The last two museums that I visited in Amsterdam that I want to make note of are the Rembrandt House and the Bible Museum. I really enjoyed the Rembrandt house, and it was filled with some great art. There was one small problem though; almost none of the art was by Rembrandt. It is kind of ironic that the work of Rembrandt is so famous that while it is easy to see in New York or London, it is almost impossible to find any in Amsterdam, even in his own house. Instead the house was filled with the work of Jan Evans, a child prodigy and rival of Rembrandt’s who was actually more famous while they were alive. I enjoyed Evan’s work, though I still like Rembrandt better, and the talent and professionalism evident even in his earliest paintings was rather impressive. The only Rembrandt work on display at the house when was a collection of his prints, which I have to say were in some cases even better than his paintings. It was amazing how much drama and pathos he could evoke with just a few rough scratches on a copper plate. After the Rembrandt House, I had some time to kill so I decided to head to the Bible Museum. When I first heard about it I thought it would have several ancient bibles, maybe even a couple of Dead Sea scrolls, but it was much more than that.
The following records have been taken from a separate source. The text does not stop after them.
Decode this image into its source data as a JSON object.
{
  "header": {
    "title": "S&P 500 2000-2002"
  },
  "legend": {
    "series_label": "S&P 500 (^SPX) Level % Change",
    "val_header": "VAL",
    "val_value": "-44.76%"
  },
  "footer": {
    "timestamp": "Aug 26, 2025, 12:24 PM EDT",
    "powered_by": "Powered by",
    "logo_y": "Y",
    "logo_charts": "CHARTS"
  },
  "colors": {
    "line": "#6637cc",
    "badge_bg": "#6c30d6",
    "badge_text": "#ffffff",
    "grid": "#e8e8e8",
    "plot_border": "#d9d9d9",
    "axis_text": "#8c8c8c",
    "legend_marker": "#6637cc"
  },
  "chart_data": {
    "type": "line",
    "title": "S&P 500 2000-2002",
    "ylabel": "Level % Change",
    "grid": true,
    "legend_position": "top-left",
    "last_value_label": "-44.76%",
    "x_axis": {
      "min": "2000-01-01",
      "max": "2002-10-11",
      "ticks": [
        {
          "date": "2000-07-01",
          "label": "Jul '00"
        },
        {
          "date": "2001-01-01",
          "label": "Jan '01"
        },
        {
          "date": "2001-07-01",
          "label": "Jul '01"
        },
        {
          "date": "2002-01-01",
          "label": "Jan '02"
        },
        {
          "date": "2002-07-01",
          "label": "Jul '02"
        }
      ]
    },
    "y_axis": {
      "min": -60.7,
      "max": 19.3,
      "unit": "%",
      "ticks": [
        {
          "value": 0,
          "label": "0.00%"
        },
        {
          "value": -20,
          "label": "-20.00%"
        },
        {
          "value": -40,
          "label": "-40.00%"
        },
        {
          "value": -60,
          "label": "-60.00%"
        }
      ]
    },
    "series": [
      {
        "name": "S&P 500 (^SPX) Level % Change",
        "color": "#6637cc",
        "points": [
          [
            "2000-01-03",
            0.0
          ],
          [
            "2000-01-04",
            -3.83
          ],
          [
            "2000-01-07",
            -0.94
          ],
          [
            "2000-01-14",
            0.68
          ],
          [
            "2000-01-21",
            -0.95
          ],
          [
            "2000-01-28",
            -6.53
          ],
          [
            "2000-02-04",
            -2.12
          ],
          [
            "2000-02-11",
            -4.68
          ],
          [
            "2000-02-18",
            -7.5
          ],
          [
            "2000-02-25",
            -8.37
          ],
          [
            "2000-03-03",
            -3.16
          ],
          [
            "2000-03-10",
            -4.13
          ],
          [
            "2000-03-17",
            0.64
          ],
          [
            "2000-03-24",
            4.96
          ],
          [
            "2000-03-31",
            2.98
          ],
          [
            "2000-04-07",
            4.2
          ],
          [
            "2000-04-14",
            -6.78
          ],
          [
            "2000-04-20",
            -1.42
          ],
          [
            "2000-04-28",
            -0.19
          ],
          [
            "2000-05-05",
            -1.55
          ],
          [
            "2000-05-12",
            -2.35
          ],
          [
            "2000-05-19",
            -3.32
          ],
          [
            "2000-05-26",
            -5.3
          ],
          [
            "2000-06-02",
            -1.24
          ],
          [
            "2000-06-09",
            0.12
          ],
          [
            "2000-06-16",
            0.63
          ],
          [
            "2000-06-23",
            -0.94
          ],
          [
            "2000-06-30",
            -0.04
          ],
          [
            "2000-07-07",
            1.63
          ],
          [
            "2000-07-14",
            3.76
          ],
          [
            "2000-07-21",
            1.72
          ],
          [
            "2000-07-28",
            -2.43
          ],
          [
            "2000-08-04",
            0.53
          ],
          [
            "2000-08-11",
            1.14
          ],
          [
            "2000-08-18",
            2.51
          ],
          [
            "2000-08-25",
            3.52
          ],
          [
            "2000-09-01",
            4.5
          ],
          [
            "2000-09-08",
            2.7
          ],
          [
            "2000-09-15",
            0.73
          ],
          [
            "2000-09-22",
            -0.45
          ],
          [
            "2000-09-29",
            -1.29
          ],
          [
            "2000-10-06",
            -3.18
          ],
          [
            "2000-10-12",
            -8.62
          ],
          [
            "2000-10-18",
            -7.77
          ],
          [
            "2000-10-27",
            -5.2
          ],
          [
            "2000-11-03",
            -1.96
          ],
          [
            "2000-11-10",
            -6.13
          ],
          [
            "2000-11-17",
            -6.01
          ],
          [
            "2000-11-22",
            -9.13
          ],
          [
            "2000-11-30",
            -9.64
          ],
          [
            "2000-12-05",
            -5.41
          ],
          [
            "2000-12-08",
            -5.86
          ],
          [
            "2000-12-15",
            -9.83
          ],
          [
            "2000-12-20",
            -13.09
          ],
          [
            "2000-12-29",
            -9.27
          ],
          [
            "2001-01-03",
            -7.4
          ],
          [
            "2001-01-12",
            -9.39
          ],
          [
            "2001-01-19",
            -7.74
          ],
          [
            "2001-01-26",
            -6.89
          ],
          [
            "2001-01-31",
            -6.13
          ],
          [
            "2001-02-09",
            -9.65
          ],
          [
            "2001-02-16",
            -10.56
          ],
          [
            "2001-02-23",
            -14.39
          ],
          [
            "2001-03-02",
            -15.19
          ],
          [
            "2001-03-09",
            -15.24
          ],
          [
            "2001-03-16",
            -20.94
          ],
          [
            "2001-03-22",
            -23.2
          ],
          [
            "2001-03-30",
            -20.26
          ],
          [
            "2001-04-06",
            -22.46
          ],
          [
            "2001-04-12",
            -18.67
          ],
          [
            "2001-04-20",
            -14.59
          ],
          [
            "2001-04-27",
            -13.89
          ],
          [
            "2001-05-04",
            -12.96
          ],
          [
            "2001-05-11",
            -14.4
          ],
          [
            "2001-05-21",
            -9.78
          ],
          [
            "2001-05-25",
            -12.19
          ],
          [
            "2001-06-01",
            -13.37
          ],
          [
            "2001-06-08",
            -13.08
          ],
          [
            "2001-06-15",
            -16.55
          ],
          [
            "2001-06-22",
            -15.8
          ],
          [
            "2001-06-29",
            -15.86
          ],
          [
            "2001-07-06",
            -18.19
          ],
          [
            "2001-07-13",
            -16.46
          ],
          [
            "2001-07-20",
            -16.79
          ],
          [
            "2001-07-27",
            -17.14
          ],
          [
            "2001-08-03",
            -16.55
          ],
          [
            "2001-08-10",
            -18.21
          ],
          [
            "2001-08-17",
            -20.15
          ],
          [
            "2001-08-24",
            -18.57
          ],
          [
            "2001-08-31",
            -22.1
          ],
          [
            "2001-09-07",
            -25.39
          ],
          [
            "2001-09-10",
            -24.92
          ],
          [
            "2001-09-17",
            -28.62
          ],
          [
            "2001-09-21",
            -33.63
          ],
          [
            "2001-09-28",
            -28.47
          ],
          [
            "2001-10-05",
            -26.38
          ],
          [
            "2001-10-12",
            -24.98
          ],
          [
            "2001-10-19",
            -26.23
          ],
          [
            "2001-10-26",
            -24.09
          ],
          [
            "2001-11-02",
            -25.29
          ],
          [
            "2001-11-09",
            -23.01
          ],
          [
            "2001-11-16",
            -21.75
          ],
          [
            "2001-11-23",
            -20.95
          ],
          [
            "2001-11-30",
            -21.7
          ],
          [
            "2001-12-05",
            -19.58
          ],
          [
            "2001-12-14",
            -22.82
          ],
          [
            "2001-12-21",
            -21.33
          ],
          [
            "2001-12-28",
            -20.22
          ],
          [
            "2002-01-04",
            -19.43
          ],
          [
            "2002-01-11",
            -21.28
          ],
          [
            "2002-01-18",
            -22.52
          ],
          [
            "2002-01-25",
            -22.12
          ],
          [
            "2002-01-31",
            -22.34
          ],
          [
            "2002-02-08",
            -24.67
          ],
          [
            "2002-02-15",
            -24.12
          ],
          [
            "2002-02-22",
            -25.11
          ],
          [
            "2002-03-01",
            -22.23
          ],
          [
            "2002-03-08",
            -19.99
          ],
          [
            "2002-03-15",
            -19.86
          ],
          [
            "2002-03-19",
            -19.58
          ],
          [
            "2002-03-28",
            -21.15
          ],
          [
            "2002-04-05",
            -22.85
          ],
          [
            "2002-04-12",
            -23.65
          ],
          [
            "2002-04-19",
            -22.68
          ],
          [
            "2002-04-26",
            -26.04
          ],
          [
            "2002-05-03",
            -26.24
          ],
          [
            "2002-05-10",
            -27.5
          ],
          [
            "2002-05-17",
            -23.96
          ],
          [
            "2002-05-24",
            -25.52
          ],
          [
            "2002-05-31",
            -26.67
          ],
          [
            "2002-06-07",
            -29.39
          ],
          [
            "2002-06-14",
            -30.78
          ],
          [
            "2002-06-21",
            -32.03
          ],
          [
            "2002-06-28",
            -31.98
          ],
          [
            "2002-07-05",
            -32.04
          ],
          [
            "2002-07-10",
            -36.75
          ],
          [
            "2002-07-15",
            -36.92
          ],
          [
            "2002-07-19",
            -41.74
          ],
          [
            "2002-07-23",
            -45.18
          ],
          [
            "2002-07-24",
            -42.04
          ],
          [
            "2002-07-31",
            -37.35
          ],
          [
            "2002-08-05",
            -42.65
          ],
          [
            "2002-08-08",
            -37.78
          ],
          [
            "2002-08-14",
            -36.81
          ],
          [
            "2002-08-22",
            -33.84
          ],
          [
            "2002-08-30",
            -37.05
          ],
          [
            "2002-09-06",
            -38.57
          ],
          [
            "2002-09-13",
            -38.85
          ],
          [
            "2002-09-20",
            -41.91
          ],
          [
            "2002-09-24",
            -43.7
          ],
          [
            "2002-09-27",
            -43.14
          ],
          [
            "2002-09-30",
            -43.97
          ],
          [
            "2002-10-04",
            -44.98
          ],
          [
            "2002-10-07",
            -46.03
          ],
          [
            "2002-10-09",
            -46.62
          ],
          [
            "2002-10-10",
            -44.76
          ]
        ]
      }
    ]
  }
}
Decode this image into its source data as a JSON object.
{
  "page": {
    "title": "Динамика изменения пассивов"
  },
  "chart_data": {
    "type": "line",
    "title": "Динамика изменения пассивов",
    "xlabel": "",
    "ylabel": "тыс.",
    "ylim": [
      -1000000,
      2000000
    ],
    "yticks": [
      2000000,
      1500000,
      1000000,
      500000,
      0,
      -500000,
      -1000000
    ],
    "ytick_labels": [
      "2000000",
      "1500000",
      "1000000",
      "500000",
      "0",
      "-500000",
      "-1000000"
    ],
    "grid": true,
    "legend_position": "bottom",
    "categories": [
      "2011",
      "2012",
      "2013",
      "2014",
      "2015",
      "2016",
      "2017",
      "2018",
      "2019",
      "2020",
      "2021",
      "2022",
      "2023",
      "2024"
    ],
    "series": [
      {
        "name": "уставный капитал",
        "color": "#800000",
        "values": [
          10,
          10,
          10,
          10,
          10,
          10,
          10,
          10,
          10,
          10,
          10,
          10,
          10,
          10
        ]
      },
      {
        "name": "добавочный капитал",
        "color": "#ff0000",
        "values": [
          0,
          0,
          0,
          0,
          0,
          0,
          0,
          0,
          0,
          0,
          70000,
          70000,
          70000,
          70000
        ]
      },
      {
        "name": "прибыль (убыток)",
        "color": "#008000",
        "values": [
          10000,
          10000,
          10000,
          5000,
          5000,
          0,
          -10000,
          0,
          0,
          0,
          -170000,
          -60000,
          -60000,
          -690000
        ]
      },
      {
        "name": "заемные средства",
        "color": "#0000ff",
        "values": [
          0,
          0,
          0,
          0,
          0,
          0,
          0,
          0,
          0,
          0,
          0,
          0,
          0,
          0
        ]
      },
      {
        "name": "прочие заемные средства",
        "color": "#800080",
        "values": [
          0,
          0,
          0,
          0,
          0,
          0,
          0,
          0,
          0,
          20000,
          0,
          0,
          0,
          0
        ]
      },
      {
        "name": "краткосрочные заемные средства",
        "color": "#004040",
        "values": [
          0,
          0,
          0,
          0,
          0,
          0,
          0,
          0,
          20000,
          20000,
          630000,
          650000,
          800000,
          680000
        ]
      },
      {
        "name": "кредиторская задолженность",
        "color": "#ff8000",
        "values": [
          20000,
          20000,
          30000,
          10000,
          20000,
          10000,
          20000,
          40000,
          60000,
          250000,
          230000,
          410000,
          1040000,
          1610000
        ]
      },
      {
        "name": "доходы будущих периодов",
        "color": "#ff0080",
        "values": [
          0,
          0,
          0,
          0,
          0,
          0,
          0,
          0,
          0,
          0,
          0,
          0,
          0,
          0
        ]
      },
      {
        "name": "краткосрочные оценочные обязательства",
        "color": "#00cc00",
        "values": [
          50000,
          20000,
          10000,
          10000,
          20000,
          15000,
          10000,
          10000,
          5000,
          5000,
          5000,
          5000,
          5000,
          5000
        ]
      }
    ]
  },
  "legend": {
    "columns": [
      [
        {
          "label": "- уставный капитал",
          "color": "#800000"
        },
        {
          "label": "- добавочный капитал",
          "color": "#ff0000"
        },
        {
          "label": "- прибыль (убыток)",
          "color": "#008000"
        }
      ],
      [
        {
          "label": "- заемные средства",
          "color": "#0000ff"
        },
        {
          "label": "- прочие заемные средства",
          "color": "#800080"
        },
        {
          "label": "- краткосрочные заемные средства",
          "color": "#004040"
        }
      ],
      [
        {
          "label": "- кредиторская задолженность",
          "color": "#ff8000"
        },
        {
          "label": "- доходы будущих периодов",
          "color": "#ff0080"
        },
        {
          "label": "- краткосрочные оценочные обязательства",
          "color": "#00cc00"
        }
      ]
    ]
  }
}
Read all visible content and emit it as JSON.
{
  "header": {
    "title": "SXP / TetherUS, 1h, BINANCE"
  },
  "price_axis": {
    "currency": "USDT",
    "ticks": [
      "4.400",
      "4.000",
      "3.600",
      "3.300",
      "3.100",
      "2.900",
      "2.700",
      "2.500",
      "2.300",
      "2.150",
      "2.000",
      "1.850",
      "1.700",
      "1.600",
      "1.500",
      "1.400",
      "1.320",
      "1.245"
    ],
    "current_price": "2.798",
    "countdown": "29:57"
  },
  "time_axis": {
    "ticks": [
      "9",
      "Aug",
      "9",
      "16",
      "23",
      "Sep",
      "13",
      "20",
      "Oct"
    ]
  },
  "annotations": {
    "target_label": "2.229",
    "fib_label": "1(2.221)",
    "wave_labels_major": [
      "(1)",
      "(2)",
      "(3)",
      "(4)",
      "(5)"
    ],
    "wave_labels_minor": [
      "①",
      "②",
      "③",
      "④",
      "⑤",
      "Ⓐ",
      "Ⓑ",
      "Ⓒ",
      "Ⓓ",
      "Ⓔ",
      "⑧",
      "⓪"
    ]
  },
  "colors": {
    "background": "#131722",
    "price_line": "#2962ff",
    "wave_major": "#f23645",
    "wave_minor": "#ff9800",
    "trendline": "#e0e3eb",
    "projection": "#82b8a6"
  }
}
The Bible Museum was located in the home of a 19th century evangelist who spent 40 years building and a perfect to scale replica of the Jewish Tabernacle, and this model was the museum’s primary display. As strange as spending half you life building religious models may seem, it was apparently a very popular hobby in the 19th century, and the museum also displayed scale models of Solomon’s Temple and Dome of the Rock built around the same time. While the level of detail and size of these models was a little disconcerting, sort of like my action figure collection gone out of control, they were also very educational. Before I saw those models it was difficult to conceive of what the Jewish Tabernacle or Solomon’s Temple actually looked like, but afterwards it was clear as day. Anyway, it was the perfect mix of the interesting, beautiful, and bizarre to mark the end of my stay in interesting, beautiful, and bizarre Amsterdam. At first, I was a little bit bummed to be leaving. After all, I still had so much to see, and I had just figured out how to get around. Still, I was excited because it was time to head on to the next leg of my summer journey, the United Kingdom!